Prior to this placement, I had no experience with Kubernetes, so being able to work extensively with container orchestration and deployment systems was particularly rewarding. I was also fortunate to attend my first KubeCon with the team, which further strengthened my interest in cloud-native technologies and AI-driven systems.

Ambalika Kakoty

Securing KARECTL, A Kubernetes NHS Research Analytics Platform using Identity Based Network Policies and Policy as Code Governance

Site:Lancaster

Course:MSc Cyber Security

Biography:I began my career as a Java developer and progressively advanced through roles like Software Engineer, Senior Software Engineer, and ultimately Technical Lead, accumulating over eight years of industry experience in the supply chain and e commerce domain. I have also worked in the hospitality domain during the initial days of my career. Lately before quitting my job, my work centered around microservices architecture based, Kubernetes hosted customer service applications, giving me good hands-on familiarity with the very infrastructure of the KARECTL project.

Alongside my development and issue support responsibilities, I worked closely with my organisation’s application security team, where I developed a strong interest in security and embedding it into software development. I worked in maintaining the security posture of our platform through SAST and DAST tools such as SonarQube and Burp Suite, performing security checks and ensuring OWASP Top 10 vulnerabilities were identified and mitigated across our codebase. This experience revealed that the delivery speed of software products can sometimes come at a cost to security, leaving authentication weaknesses and poor access controls to be patched after release. Thus, I became interested in bridging the gap between software development and security and building secure resilient systems from the start of the software development lifecycle itself.

This led me to the decision to pursue an MSc in Cybersecurity at Lancaster University so that I can deepen my understanding of cybersecurity at an academic level. In my spare time, I enjoy exploring intentionally vulnerable demo microservices applications such as the Weaveworks Sock Shop, reverse engineering their security failures layer by layer and drafting controls to address them. The KARECTL project is a natural alignment for me

because it combines Kubernetes based microservices, healthcare research infrastructure, and practical security challenges in a meaningful real world environment.

Project Summary:This project addresses a critical network security gap in KARECTL, the Kubernetes based Trusted Research Environment developed at Lancashire Teaching Hospitals NHS Foundation Trust. By default, Kubernetes permits unrestricted pod to pod communication across the cluster, which presents a significant security risk when handling sensitive NHS patient data, where a single compromised container could enable lateral movement and potential data exposure.

The project investigates, designs, implements, and evaluates a layered Kubernetes security architecture using Cilium, an eBPF based identity driven network security platform, together with Kyverno, a Kubernetes native policy engine for workload governance and admission control.

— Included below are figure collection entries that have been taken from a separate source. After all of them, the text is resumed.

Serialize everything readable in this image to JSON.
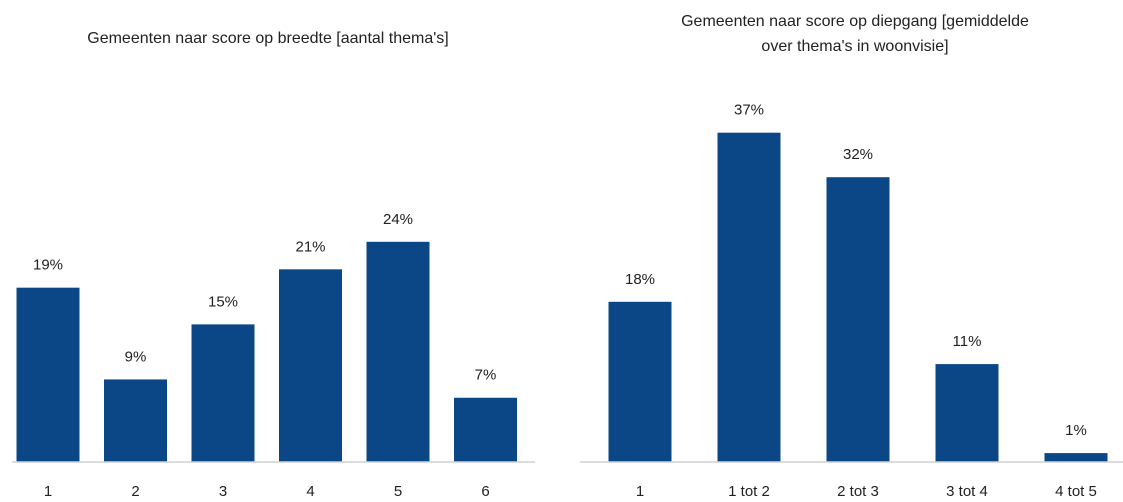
{
  "chart_data": [
    {
      "type": "bar",
      "title": "Gemeenten naar score op breedte [aantal thema's]",
      "categories": [
        "1",
        "2",
        "3",
        "4",
        "5",
        "6"
      ],
      "values": [
        19,
        9,
        15,
        21,
        24,
        7
      ],
      "value_labels": [
        "19%",
        "9%",
        "15%",
        "21%",
        "24%",
        "7%"
      ],
      "color": "#0b4787",
      "ylim": [
        0,
        40
      ]
    },
    {
      "type": "bar",
      "title": "Gemeenten naar score op diepgang [gemiddelde over thema's in woonvisie]",
      "categories": [
        "1",
        "1 tot 2",
        "2 tot 3",
        "3 tot 4",
        "4 tot 5"
      ],
      "values": [
        18,
        37,
        32,
        11,
        1
      ],
      "value_labels": [
        "18%",
        "37%",
        "32%",
        "11%",
        "1%"
      ],
      "color": "#0b4787",
      "ylim": [
        0,
        40
      ]
    }
  ]
}
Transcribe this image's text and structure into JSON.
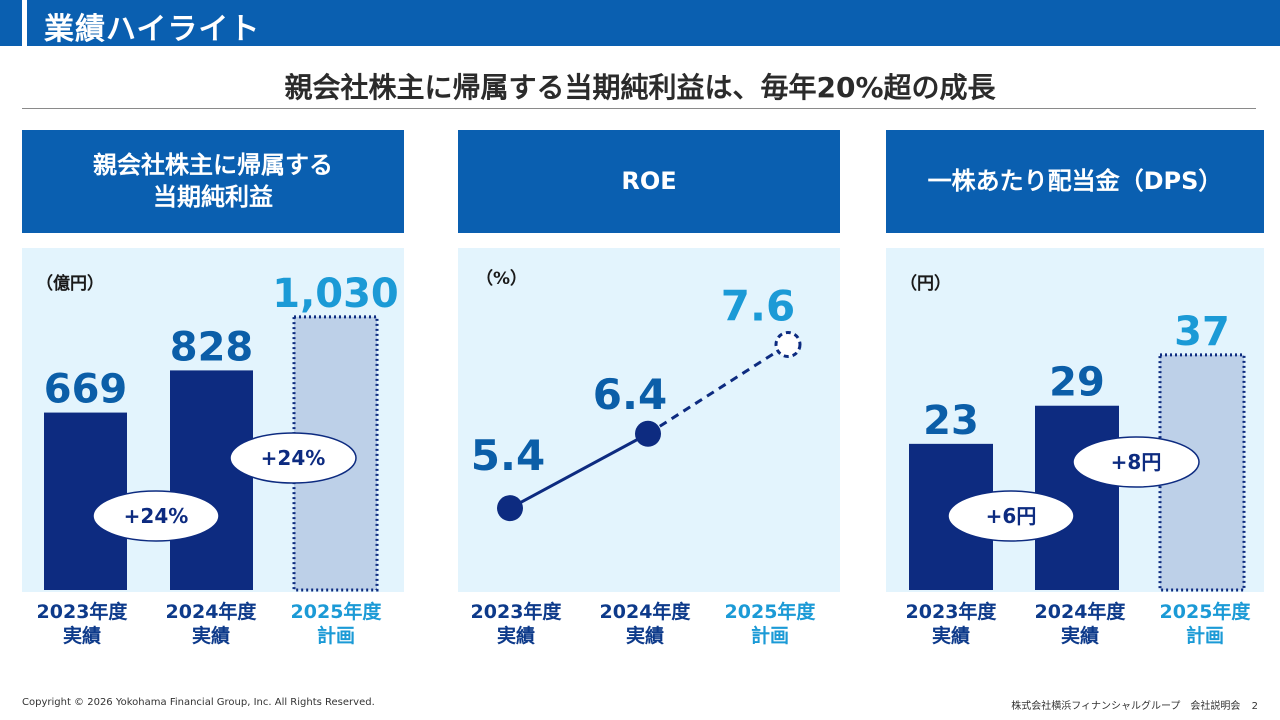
{
  "header": {
    "title": "業績ハイライト"
  },
  "subtitle": "親会社株主に帰属する当期純利益は、毎年20%超の成長",
  "colors": {
    "brand": "#0a5fb0",
    "actual": "#0d2b80",
    "plan_fill": "#bdd0e8",
    "plan_text": "#1b9ad6",
    "value_text": "#0b5ea8",
    "panel_bg": "#e3f4fd"
  },
  "panels": [
    {
      "title_line1": "親会社株主に帰属する",
      "title_line2": "当期純利益"
    },
    {
      "title_line1": "ROE",
      "title_line2": ""
    },
    {
      "title_line1": "一株あたり配当金（DPS）",
      "title_line2": ""
    }
  ],
  "categories": [
    {
      "year": "2023年度",
      "kind": "実績"
    },
    {
      "year": "2024年度",
      "kind": "実績"
    },
    {
      "year": "2025年度",
      "kind": "計画"
    }
  ],
  "chart_data": [
    {
      "type": "bar",
      "title": "親会社株主に帰属する当期純利益",
      "unit_label": "（億円）",
      "categories": [
        "2023年度 実績",
        "2024年度 実績",
        "2025年度 計画"
      ],
      "values": [
        669,
        828,
        1030
      ],
      "value_labels": [
        "669",
        "828",
        "1,030"
      ],
      "planned": [
        false,
        false,
        true
      ],
      "ylim": [
        0,
        1150
      ],
      "growth_labels": [
        "+24%",
        "+24%"
      ]
    },
    {
      "type": "line",
      "title": "ROE",
      "unit_label": "（%）",
      "categories": [
        "2023年度 実績",
        "2024年度 実績",
        "2025年度 計画"
      ],
      "values": [
        5.4,
        6.4,
        7.6
      ],
      "value_labels": [
        "5.4",
        "6.4",
        "7.6"
      ],
      "planned": [
        false,
        false,
        true
      ],
      "ylim": [
        4.3,
        8.4
      ]
    },
    {
      "type": "bar",
      "title": "一株あたり配当金（DPS）",
      "unit_label": "（円）",
      "categories": [
        "2023年度 実績",
        "2024年度 実績",
        "2025年度 計画"
      ],
      "values": [
        23,
        29,
        37
      ],
      "value_labels": [
        "23",
        "29",
        "37"
      ],
      "planned": [
        false,
        false,
        true
      ],
      "ylim": [
        0,
        48
      ],
      "growth_labels": [
        "+6円",
        "+8円"
      ]
    }
  ],
  "footer": {
    "copyright": "Copyright © 2026 Yokohama Financial Group, Inc. All Rights Reserved.",
    "company": "株式会社横浜フィナンシャルグループ　会社説明会",
    "page_number": "2"
  }
}
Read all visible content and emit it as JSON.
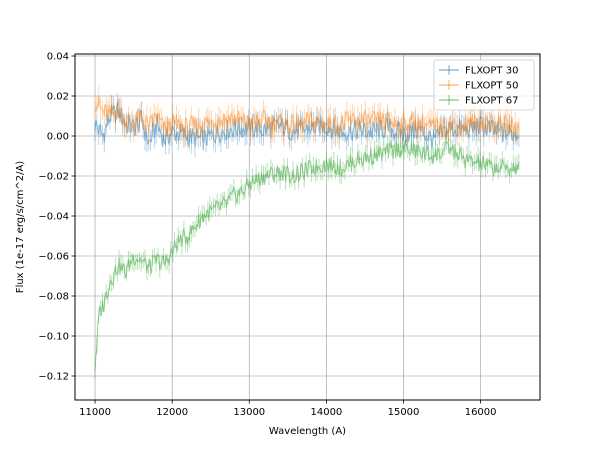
{
  "chart_data": {
    "type": "line",
    "xlabel": "Wavelength (A)",
    "ylabel": "Flux (1e-17 erg/s/cm^2/A)",
    "xlim": [
      10740,
      16770
    ],
    "ylim": [
      -0.132,
      0.041
    ],
    "x_ticks": [
      11000,
      12000,
      13000,
      14000,
      15000,
      16000
    ],
    "x_tick_labels": [
      "11000",
      "12000",
      "13000",
      "14000",
      "15000",
      "16000"
    ],
    "y_ticks": [
      -0.12,
      -0.1,
      -0.08,
      -0.06,
      -0.04,
      -0.02,
      0.0,
      0.02,
      0.04
    ],
    "y_tick_labels": [
      "−0.12",
      "−0.10",
      "−0.08",
      "−0.06",
      "−0.04",
      "−0.02",
      "0.00",
      "0.02",
      "0.04"
    ],
    "grid": true,
    "legend_position": "top-right",
    "series": [
      {
        "name": "FLXOPT 30",
        "color": "#1f77b4",
        "x": [
          11000,
          11100,
          11200,
          11300,
          11400,
          11500,
          11600,
          11700,
          11800,
          11900,
          12000,
          12200,
          12400,
          12600,
          12800,
          13000,
          13200,
          13400,
          13600,
          13800,
          14000,
          14200,
          14400,
          14600,
          14800,
          15000,
          15200,
          15400,
          15600,
          15800,
          16000,
          16200,
          16500
        ],
        "y": [
          0.006,
          0.0,
          0.01,
          0.012,
          0.006,
          0.004,
          0.008,
          -0.004,
          0.006,
          -0.002,
          0.002,
          0.0,
          -0.002,
          0.002,
          0.004,
          0.004,
          0.003,
          0.005,
          0.002,
          0.004,
          0.005,
          0.002,
          0.003,
          0.002,
          0.004,
          0.001,
          0.003,
          -0.002,
          0.004,
          0.003,
          0.005,
          0.002,
          0.001
        ]
      },
      {
        "name": "FLXOPT 50",
        "color": "#ff7f0e",
        "x": [
          11000,
          11100,
          11200,
          11300,
          11400,
          11500,
          11600,
          11700,
          11800,
          11900,
          12000,
          12200,
          12400,
          12600,
          12800,
          13000,
          13200,
          13400,
          13600,
          13800,
          14000,
          14200,
          14400,
          14600,
          14800,
          15000,
          15200,
          15400,
          15600,
          15800,
          16000,
          16200,
          16500
        ],
        "y": [
          0.018,
          0.012,
          0.01,
          0.014,
          0.008,
          0.006,
          0.01,
          0.004,
          0.01,
          0.003,
          0.006,
          0.004,
          0.006,
          0.008,
          0.009,
          0.006,
          0.008,
          0.006,
          0.005,
          0.007,
          0.006,
          0.006,
          0.008,
          0.007,
          0.007,
          0.006,
          0.007,
          0.004,
          0.006,
          0.005,
          0.007,
          0.006,
          0.004
        ]
      },
      {
        "name": "FLXOPT 67",
        "color": "#2ca02c",
        "x": [
          11000,
          11050,
          11100,
          11200,
          11300,
          11400,
          11500,
          11600,
          11700,
          11800,
          11900,
          12000,
          12100,
          12200,
          12300,
          12400,
          12500,
          12600,
          12700,
          12800,
          12900,
          13000,
          13100,
          13200,
          13400,
          13600,
          13800,
          14000,
          14200,
          14400,
          14600,
          14800,
          15000,
          15200,
          15400,
          15600,
          15800,
          16000,
          16200,
          16500
        ],
        "y": [
          -0.115,
          -0.09,
          -0.085,
          -0.072,
          -0.065,
          -0.068,
          -0.06,
          -0.062,
          -0.066,
          -0.062,
          -0.064,
          -0.058,
          -0.052,
          -0.05,
          -0.045,
          -0.04,
          -0.038,
          -0.036,
          -0.034,
          -0.03,
          -0.028,
          -0.024,
          -0.022,
          -0.02,
          -0.018,
          -0.02,
          -0.016,
          -0.014,
          -0.016,
          -0.012,
          -0.01,
          -0.008,
          -0.006,
          -0.008,
          -0.01,
          -0.006,
          -0.012,
          -0.014,
          -0.016,
          -0.016
        ]
      }
    ]
  }
}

Together, these technologies aim to strengthen network isolation, workload security, and policy enforcement across the platform.

The work will be evaluated through controlled attack simulations covering lateral movement, privilege escalation, identity spoofing, and data exfiltration, alongside observability analysis, quantitative performance benchmarking, and compliance mapping against the SATRE specification for Trusted Research Environments. Expected outputs include reusable security policy catalogues and practical recommendations to help strengthen governance and security within the KARECTL platform.